Severe malaria is a medical emergency requiring admission to an intensive care unit (ICU).

1. General Supportive Care

  • Airway/Breathing: Protect the airway in comatose patients; manage respiratory distress.
  • Circulation: Assess for shock. Fluid resuscitation should be careful to avoid pulmonary edema (a risk in adults and some children).
  • Hypoglycemia: Correct immediately with IV dextrose (e.g., 2–5 mL/kg of 10% dextrose). Monitor blood glucose every 4 hours.
  • Nursing Care: Frequent position changes, eye care, and monitoring of vital signs/coma score.

2. Antimalarial Therapy

Parenteral therapy is mandatory initially.

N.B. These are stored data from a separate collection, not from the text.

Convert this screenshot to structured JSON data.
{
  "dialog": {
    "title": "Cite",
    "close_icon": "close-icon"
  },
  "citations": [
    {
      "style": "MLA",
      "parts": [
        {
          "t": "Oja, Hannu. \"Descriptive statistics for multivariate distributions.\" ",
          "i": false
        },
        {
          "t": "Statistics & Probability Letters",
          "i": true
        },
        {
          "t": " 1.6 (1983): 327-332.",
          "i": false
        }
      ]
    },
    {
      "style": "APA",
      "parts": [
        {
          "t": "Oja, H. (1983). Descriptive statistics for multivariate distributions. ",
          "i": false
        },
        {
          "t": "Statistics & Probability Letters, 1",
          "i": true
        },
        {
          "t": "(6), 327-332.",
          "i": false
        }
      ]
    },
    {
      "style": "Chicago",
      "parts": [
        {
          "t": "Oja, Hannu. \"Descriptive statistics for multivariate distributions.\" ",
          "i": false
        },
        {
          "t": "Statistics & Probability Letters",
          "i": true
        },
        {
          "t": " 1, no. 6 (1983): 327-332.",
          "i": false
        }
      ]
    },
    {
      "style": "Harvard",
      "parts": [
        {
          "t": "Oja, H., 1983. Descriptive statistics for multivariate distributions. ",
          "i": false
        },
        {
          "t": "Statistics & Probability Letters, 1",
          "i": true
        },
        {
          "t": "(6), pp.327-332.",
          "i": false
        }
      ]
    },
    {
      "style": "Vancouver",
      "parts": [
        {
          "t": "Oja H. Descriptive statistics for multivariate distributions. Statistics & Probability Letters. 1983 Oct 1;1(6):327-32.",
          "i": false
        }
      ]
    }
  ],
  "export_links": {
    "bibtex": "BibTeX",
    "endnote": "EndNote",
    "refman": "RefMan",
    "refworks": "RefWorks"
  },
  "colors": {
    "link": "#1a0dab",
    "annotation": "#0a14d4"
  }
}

  • First Line: Intravenous Artesunate.
    • Dose: 2.4 mg/kg IV at 0, 12, and 24 hours, then once daily.
    • Pediatric (<20kg): Some guidelines suggest 3.0 mg/kg per dose.
    • Efficacy: Reduces mortality by ~22-25% compared to quinine in children.
  • Alternative: Intravenous Quinine.
    • Dose: Loading dose of 20 mg salt/kg infused over 4 hours, followed by maintenance of 10 mg salt/kg every 8 hours.
    • Precaution: Cardiac monitoring (QT prolongation) and glucose monitoring (stimulates insulin release) are required.
  • Follow-up: Switch to a full course of oral Artemisinin-based Combination Therapy (ACT) (e.g., Artemether-Lumefantrine) once the patient can tolerate oral medication.

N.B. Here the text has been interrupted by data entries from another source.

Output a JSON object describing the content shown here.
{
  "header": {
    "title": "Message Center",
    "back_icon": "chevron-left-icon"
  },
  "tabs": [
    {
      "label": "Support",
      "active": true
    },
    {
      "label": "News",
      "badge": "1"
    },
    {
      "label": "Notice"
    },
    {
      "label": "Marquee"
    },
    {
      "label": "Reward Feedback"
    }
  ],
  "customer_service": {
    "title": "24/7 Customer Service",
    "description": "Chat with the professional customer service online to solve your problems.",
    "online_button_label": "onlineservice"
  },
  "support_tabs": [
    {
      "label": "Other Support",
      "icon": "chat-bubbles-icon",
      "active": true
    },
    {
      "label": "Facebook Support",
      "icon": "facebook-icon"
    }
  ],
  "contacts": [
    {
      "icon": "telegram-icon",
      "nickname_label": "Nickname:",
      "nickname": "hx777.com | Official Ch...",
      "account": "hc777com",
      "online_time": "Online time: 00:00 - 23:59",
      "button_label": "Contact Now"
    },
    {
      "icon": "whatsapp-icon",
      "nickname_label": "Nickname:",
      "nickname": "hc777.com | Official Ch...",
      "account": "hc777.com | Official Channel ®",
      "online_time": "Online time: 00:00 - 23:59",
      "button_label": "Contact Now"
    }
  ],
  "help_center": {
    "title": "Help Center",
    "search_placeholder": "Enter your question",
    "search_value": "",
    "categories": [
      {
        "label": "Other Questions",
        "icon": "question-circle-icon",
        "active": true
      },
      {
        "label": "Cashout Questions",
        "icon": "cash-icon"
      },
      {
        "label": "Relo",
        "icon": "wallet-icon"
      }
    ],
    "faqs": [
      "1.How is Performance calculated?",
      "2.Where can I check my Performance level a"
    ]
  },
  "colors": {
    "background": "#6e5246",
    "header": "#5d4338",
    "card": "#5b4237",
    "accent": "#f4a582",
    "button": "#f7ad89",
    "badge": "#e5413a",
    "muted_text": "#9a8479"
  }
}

3. Management of Complications

  • Seizures: Treat with IV Benzodiazepines (Diazepam 0.3-0.5 mg/kg or Lorazepam 0.1 mg/kg). If persistent, use Phenytoin (18 mg/kg load) or Phenobarbitone (15-20 mg/kg load). Note: Prophylactic anticonvulsants are not recommended.
  • Severe Anemia: Transfuse packed red blood cells if Hb <5 g/dL (or <7 g/dL with respiratory distress).
  • Adjunctive Therapies:
    • Contraindicated: Corticosteroids (harmful), Mannitol (no benefit for edema), Heparin, Aspirin, and prophylactic Phenobarbital.
    • Exchange Transfusion: No longer recommended based on surveillance data showing no added benefit.

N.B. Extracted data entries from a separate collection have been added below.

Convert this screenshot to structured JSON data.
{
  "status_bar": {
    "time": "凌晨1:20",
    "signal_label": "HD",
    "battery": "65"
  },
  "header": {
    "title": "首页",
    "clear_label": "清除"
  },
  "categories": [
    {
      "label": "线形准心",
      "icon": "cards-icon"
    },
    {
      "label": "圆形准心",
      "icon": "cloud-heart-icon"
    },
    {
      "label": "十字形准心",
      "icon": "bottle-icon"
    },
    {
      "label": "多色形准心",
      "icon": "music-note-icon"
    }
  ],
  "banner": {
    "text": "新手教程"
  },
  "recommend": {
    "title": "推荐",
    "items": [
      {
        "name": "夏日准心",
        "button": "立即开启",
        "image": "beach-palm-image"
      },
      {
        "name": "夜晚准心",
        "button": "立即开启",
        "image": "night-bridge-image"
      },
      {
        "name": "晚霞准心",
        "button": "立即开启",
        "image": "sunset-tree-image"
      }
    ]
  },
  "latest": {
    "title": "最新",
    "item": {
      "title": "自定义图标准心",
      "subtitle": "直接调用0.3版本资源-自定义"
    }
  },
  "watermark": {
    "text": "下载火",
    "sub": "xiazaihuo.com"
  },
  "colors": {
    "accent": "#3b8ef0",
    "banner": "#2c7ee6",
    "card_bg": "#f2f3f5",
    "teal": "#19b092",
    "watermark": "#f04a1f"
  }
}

Complications and Sequelae

  • Mortality: 15–30% with treatment; nearly 100% without treatment.
  • Neurologic Sequelae: Occur in 10–25% of survivors.
    • Motor: Hemiplegia, ataxia, spasticity.
    • Sensory: Cortical blindness (often transient), deafness.
    • Cognitive/Behavioral: Mental retardation, learning disabilities, attention deficits, speech disorders.
    • Epilepsy: Can develop as a long-term complication.
  • Predictors of Sequelae: Prolonged coma, multiple seizures, hypoglycemia, and severe anemia.